Pada periode Februari hingga Maret 2020. Lili berkenalan dengan Syahrial di pesawat dalam perjalanan dari Kualanamu ke Jakarta. Padahal saat itu Syahrial sudah berstatus terperiksa dalam kasus dugaan korupsi di Pemko Tanjung Balai.

Lili dan Syahrial kemudian berkomunikasi intens seusai berkenalan setelah Lili memberikan nomor ponselnya.
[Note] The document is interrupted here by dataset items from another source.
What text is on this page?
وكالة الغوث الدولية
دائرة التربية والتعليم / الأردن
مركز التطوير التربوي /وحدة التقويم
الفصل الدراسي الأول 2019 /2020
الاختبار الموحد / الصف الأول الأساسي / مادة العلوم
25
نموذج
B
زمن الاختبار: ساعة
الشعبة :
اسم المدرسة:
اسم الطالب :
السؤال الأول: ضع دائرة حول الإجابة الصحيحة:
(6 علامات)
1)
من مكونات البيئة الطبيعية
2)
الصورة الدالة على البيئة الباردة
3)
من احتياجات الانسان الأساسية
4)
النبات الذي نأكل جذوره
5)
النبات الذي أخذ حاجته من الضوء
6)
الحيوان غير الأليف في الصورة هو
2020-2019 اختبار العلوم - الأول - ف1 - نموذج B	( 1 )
Tidak hanya itu. Mantan anggota Lembaga Perlindungan Saksi dan Korban (LPSK) itu juga terbukti membawa embel-embel pimpinan KPK untuk pengurusan penyelesaian di PDAM Tirta Kualo Tanjung Balai, atas nama Ruri Prihartini.

“Kita memang belum berbicara tentang dugaan tindak pidana, tapi ini masalah etik dalam pemberantasan korupsi. KPK harusnya menjadi kiblat etik para penegak hukum di Indonesia,” tutup Bimmo.